Condition or disease Intervention/treatment Phase
Infection, Human Immunodeficiency Virus Drug: BMS-955176 Drug: EFV Drug: TDF/FTC Phase 2

Study Type : Interventional  (Clinical Trial)
Actual Enrollment : 210 participants
Allocation: Randomized
Intervention Model: Parallel Assignment
Masking: Triple (Participant, Care Provider, Investigator)
Primary Purpose: Treatment
Official Title: A Phase 2b Randomized, Active-Controlled, Double-Blind Trial to Investigate Safety, Efficacy, and Dose-response of BMS-955176, Given on a Backbone of Tenofovir/Emtricitabine, in Treatment-Naive HIV-1 Infected Adults
Actual Study Start Date : May 12, 2015
Actual Primary Completion Date : May 26, 2016
Actual Study Completion Date : August 21, 2017

Resource links provided by the National Library of Medicine

MedlinePlus related topics: HIV/AIDS

Arm Intervention/treatment
Experimental: Arm 1: BMS-955176 60 mg + TDF/FTC
BMS-955176 at 60 mg active dose per day + BMS-955176 placebo matching 120 mg + efavirenz (EFV) placebo matching 600 mg + tenofovir/emtricitabine (TDF/FTC) 300/200 mg per day, orally
Drug: BMS-955176
HIV Maturation Inhibitor

Drug: TDF/FTC
TDF/FTC

Experimental: Arm 2: BMS-955176 120 mg + TDF/FTC
BMS-955176 placebo matching 60 mg + BMS-955176 at 120mg active dose per day + EFV placebo matching 600mg + TDF/FTC 300/200mg per day, orally
Drug: BMS-955176
HIV Maturation Inhibitor

Drug: TDF/FTC
TDF/FTC

Experimental: Arm 3: BMS-955176 180 mg + TDF/FTC
BMS-955176 at 60mg active dose per day + BMS-955176 at 120mg active dose per day + EFV placebo matching 600mg + TDF/FTC at 300/200mg per day, orally
Drug: BMS-955176
HIV Maturation Inhibitor

Drug: TDF/FTC
TDF/FTC

Active Comparator: Arm 4: EFV + TDF/FTC
BMS-955176 placebo matching 60mg + BMS-955176 placebo matching 120mg + EFV at 600mg per day + TDF/FTC 300/200mg per day
Drug: EFV
EFV

Drug: TDF/FTC
TDF/FTC




Primary Outcome Measures :
  1. Number of Participants With Plasma HIV-1 Ribonucleic Acid (RNA) <40 Copies Per Milliliter (c/mL) at Week 24 Using Food and Drug Administration (FDA) Snapshot Algorithm [ Time Frame: Week 24 ]
    Blood samples were collected for quantitative analysis of plasma HIV-1 RNA. The antiviral efficacy was determined by the number of participants with plasma HIV 1 RNA <40 c/mL at Week 24 using the FDA snapshot algorithm. This used the last on-treatment plasma HIV-1 RNA measurement within an FDA-specified visit window (18 to 30 weeks) to determine response. Analysis was performed on mITT Population, which comprised of randomized participants who received at least 1 dose of BMS-955176/GSK3532795 or EFV.

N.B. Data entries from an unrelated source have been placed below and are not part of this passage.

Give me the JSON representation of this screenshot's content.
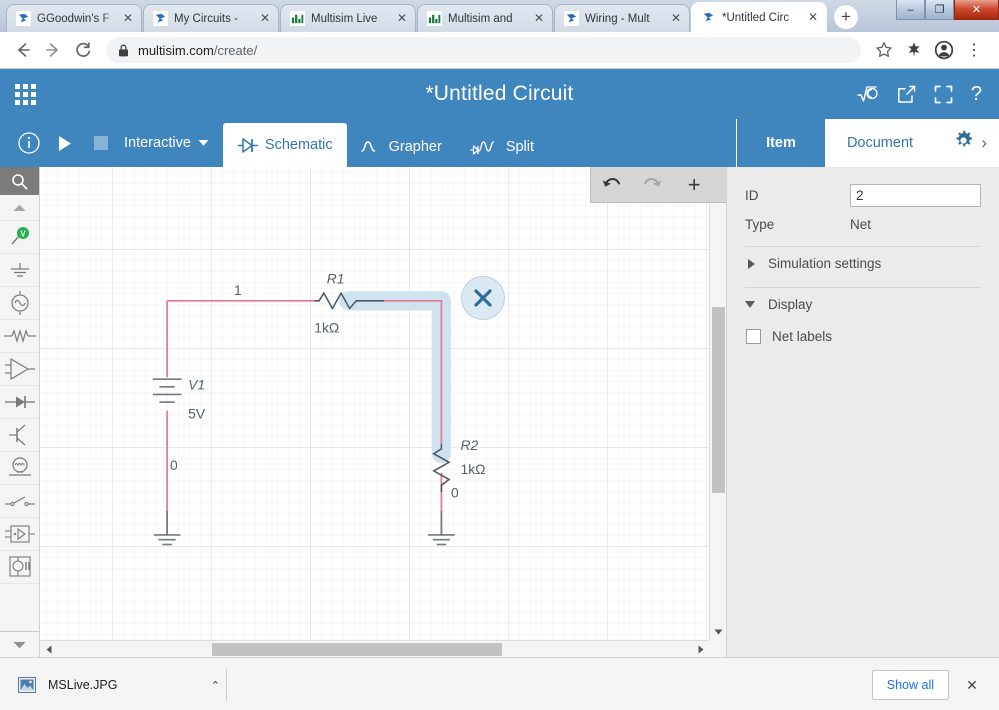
{
  "browser": {
    "tabs": [
      {
        "title": "GGoodwin's F",
        "favicon": "multisim-favicon",
        "active": false
      },
      {
        "title": "My Circuits - ",
        "favicon": "multisim-favicon",
        "active": false
      },
      {
        "title": "Multisim Live",
        "favicon": "ni-favicon",
        "active": false
      },
      {
        "title": "Multisim and ",
        "favicon": "ni-favicon",
        "active": false
      },
      {
        "title": "Wiring - Mult",
        "favicon": "multisim-favicon",
        "active": false
      },
      {
        "title": "*Untitled Circ",
        "favicon": "multisim-favicon",
        "active": true
      }
    ],
    "new_tab_label": "+",
    "close_label": "✕",
    "window_controls": {
      "minimize": "–",
      "restore": "❐",
      "close": "✕"
    },
    "nav": {
      "back": "←",
      "forward": "→",
      "reload": "⟳"
    },
    "omnibox": {
      "lock_icon": "lock-icon",
      "host": "multisim.com",
      "path": "/create/"
    },
    "toolbar_icons": {
      "bookmark": "☆",
      "extensions": "extensions-icon",
      "profile": "profile-icon",
      "menu": "⋮"
    }
  },
  "app_header": {
    "apps_grid": "apps-grid-icon",
    "title": "*Untitled Circuit",
    "actions": [
      {
        "name": "math-formula-icon",
        "glyph": "√Ⓢ"
      },
      {
        "name": "share-icon",
        "glyph": "↗"
      },
      {
        "name": "fullscreen-icon",
        "glyph": "⛶"
      },
      {
        "name": "help-icon",
        "glyph": "?"
      }
    ]
  },
  "toolbar": {
    "info_label": "i",
    "run_label": "▶",
    "stop_label": "■",
    "mode": "Interactive",
    "mode_caret": "▼",
    "view_tabs": [
      {
        "label": "Schematic",
        "icon": "schematic-icon",
        "active": true
      },
      {
        "label": "Grapher",
        "icon": "grapher-icon",
        "active": false
      },
      {
        "label": "Split",
        "icon": "split-icon",
        "active": false
      }
    ]
  },
  "panel": {
    "tabs": [
      {
        "label": "Item",
        "active": true
      },
      {
        "label": "Document",
        "active": false
      }
    ],
    "gear_icon": "gear-icon",
    "expand_icon": "›",
    "properties": {
      "id_label": "ID",
      "id_value": "2",
      "type_label": "Type",
      "type_value": "Net"
    },
    "sections": [
      {
        "label": "Simulation settings",
        "expanded": false
      },
      {
        "label": "Display",
        "expanded": true
      }
    ],
    "display_options": [
      {
        "label": "Net labels",
        "checked": false
      }
    ]
  },
  "left_toolbar": {
    "search_icon": "search-icon",
    "scroll_up": "▲",
    "scroll_down": "▼",
    "tools": [
      {
        "name": "probe-voltage-icon",
        "label": "V"
      },
      {
        "name": "ground-icon",
        "label": ""
      },
      {
        "name": "source-ac-icon",
        "label": ""
      },
      {
        "name": "resistor-icon",
        "label": ""
      },
      {
        "name": "opamp-icon",
        "label": ""
      },
      {
        "name": "diode-icon",
        "label": ""
      },
      {
        "name": "transistor-icon",
        "label": ""
      },
      {
        "name": "lamp-icon",
        "label": ""
      },
      {
        "name": "switch-icon",
        "label": ""
      },
      {
        "name": "digital-ic-icon",
        "label": ""
      },
      {
        "name": "misc-block-icon",
        "label": ""
      }
    ]
  },
  "canvas_toolbar": {
    "undo": "undo-icon",
    "redo": "redo-icon",
    "zoom_in": "+",
    "zoom_out": "−"
  },
  "schematic": {
    "selection": {
      "delete_label": "✕",
      "net_id": "2"
    },
    "components": [
      {
        "ref": "V1",
        "value": "5V",
        "type": "dc-voltage-source"
      },
      {
        "ref": "R1",
        "value": "1kΩ",
        "type": "resistor"
      },
      {
        "ref": "R2",
        "value": "1kΩ",
        "type": "resistor"
      }
    ],
    "net_labels": [
      "1",
      "0",
      "0"
    ],
    "wire_color": "#e8798c",
    "highlight_color": "#cfe2ef"
  },
  "download_bar": {
    "filename": "MSLive.JPG",
    "file_icon": "image-file-icon",
    "caret": "⌃",
    "show_all": "Show all",
    "close": "✕"
  },
  "colors": {
    "brand_blue": "#3f86bf",
    "panel_bg": "#ebebeb",
    "wire": "#e8798c",
    "link": "#1a73e8"
  }
}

Secondary Outcome Measures :
  1. Number of Participants With Plasma HIV-1 RNA < 40 c/mL at Weeks 48 and 96 Using FDA Snapshot Algorithm [ Time Frame: Weeks 48 and 96 ]
    Blood samples were collected for quantitative analysis of plasma HIV-1 RNA. The antiviral efficacy was determined by the number of participants with plasma HIV 1 RNA <40 c/mL at Weeks 48 and 96 using the FDA snapshot algorithm. This used the last on-treatment plasma HIV-1 RNA measurement within an FDA-specified visit window to determine response. The analysis was performed using mITT Population (observed), which consisted of participants in the mITT Population excluding participants who had no HIV-1 RNA result data in the assessment visit windows due to discontinuation and who discontinued on or after the date of site notification of study termination by the sponsor (10 October 2016). The data was not collected for Week 96 analysis; as the study was terminated early. Only those participants with data available at the specified time points were analyzed (represented by n=X in category titles).

  2. Number of Participants With Plasma HIV-1 RNA < 200 c/mL at Week 24 Using FDA Snapshot Algorithm [ Time Frame: Week 24 ]
    Blood samples were collected for quantitative analysis of plasma HIV-1 RNA. The antiviral efficacy was determined by the number of participants with plasma HIV-1 RNA <200 c/mL at Week 24 using the FDA snapshot algorithm. This used the last on-treatment plasma HIV-1 RNA measurement within an FDA-specified visit window to determine response.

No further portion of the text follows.